Henry's eyes narrowed. "To protect it. That's why I never uncovered it myself. I wanted to protect whatever was here—and Sabrina."
Anger surged through her, hot and sudden. "Like you protected my father?" she demanded, her voice sharp with betrayal. How dare he claim to be protecting her when her father was dead?
Pain flashed across Henry's face—genuine pain, not the calculated response of a liar. It caught Sabrina off guard.
"I tried," he said quietly. "By the time I realized what was happening, it was too late."
"So you're not the Shepherd," Walker stated.
"The Shepherd?" Henry looked genuinely confused.
Sabrina exchanged a quick glance with Walker.
Either Henry was an exceptional actor, or he truly didn't know everything. She wanted to believe him, wanted to trust the man who had watched over her family for decades, but the evidence in her father's files...
"If you're not involved," she pressed, "why did my father have photos of you meeting with arms dealers?"
"Because I was following orders." Henry gestured slightly, and Sabrina noticed for the first time that he wasn't alone.

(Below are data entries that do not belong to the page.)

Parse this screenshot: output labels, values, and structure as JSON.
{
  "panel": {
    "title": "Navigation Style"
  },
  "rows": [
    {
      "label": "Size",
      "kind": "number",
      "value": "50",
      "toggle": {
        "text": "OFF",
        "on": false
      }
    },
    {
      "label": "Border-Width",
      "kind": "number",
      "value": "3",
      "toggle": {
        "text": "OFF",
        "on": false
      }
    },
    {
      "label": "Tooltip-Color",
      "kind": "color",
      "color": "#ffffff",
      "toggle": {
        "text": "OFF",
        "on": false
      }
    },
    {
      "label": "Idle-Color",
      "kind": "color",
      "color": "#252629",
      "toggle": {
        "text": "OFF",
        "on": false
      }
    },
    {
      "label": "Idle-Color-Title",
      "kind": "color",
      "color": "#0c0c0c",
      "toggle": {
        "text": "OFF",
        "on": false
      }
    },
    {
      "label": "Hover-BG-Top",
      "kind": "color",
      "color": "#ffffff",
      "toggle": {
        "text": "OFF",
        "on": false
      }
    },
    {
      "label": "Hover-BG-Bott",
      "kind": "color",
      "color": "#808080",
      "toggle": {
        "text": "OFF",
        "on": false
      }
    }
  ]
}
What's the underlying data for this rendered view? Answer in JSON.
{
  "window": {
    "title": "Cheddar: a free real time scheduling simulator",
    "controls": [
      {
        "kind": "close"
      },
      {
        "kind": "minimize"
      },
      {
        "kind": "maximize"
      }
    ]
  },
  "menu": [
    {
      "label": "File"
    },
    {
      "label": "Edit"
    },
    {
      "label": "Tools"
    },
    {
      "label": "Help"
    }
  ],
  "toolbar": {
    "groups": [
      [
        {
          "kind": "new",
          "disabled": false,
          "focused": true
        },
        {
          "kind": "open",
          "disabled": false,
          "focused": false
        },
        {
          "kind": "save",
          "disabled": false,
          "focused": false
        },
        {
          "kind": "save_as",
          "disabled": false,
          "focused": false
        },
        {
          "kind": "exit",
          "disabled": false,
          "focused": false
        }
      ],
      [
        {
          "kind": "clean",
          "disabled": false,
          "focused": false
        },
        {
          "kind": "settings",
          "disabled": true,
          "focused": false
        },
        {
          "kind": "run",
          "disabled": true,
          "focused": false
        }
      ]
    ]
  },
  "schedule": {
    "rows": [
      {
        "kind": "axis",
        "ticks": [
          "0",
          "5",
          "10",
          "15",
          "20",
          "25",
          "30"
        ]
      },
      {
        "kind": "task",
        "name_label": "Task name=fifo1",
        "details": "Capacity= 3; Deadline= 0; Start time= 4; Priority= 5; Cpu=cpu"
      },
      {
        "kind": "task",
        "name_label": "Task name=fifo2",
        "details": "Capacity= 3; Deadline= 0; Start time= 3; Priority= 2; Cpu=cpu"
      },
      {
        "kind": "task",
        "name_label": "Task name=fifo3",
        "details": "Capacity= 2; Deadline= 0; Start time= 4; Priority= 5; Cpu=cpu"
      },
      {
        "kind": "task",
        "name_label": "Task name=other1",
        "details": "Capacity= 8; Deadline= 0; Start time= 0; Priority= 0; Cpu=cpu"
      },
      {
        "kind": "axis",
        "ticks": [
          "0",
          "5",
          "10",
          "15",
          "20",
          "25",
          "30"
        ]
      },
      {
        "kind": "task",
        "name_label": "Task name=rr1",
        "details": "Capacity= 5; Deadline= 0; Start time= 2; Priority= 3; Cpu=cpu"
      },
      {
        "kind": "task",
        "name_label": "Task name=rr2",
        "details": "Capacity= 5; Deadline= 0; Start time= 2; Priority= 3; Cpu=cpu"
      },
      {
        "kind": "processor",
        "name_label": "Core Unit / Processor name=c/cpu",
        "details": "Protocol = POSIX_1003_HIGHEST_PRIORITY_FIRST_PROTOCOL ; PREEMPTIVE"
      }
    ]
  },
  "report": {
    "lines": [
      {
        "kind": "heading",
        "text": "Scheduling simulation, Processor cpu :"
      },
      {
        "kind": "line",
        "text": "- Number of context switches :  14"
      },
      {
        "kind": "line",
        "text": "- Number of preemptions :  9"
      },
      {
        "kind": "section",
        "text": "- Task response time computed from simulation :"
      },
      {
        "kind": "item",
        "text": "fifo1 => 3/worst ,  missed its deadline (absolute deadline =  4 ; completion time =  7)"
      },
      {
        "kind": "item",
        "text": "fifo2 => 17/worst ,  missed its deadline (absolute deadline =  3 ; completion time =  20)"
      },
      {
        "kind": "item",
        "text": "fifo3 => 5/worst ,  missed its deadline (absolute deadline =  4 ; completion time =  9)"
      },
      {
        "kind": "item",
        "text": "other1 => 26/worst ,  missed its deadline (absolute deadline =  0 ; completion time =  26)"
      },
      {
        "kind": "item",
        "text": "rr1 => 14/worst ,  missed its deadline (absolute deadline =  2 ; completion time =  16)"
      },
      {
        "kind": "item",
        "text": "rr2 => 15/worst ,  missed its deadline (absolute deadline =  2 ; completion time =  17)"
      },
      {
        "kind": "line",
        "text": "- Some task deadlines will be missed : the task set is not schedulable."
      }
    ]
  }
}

Thomas, her morning security guard, stood at a discreet distance. Another complication, another potential threat.
"So both of you were in this?" she asked, feeling increasingly surrounded.
Henry shook his head. "Thomas? No. He's just helping me. Your father and I were both recruited for this operation twenty years ago. He provided the transport network. I provided security."
"Then who turned on him?" Walker demanded, asking the question that burned in Sabrina's mind.
"That's what I've been trying to figure out," Henry replied, his expression hardening. "Someone high up in the operation started diverting shipments three years ago." He turned to Sabrina. "Your father noticed discrepancies in the manifests. When he started asking questions, things got dangerous."
The story aligned with what they'd pieced together from her father's files, but Sabrina remained wary. Could she trust him? Should she?
"Convenient explanation," Walker said coolly, clearly sharing her doubts.
Henry straightened, meeting Walker's gaze directly. "Check the files. Frank documented everything. You'll find thesurveillance photos from the week before he died—photos of me meeting with his contact at Langley."
"CIA?" Walker's voice sharpened with interest.
"This operation has always been government-sanctioned," Henry confirmed. "Until someone started skimming. The question is who."
Sabrina stepped forward, her arm brushing Walker's. She drew strength from his solid presence as she faced the man who might hold the answers she'd been seeking for a year. "If you're telling the truth, why didn't you come to me after he died?"
"Because I didn't know who to trust," Henry said simply. "And because your father's last order to me was to protect you, not burden you with dangerous knowledge."
"Yet here we are," Walker commented dryly.
Henry's expression softened as he looked at Sabrina, and she saw in his eyes the man who had taught her to ride a bike, who had attended her college graduation, who had stood beside her at her father's funeral. "I always knew this day would come. Your father did too. That's why he made contingency plans."
"What plans?" Sabrina asked, hope rising within her despite her best efforts to remain skeptical.
"Insurance," Henry replied. "And the means to identify the Shepherd."
Walker shifted his position slightly, maintaining visual contact with both Henry and Thomas. "Why should we trust you?"
"Because he trusted me enough to specify you by name in his final instructions," Henry said, looking directly at Walker. "Your father knew someday you'd be protecting Sabrina. He wanted me to help you when that day came."
The revelation hit Sabrina like a physical blow. Both their fathers had orchestrated their separation and potential reunion. The implications—that her father had deliberately kept themapart, only to plan for their eventual reunion if things went wrong—left her reeling.
"Ohmygosh," she whispered, feeling the world tilt beneath her feet.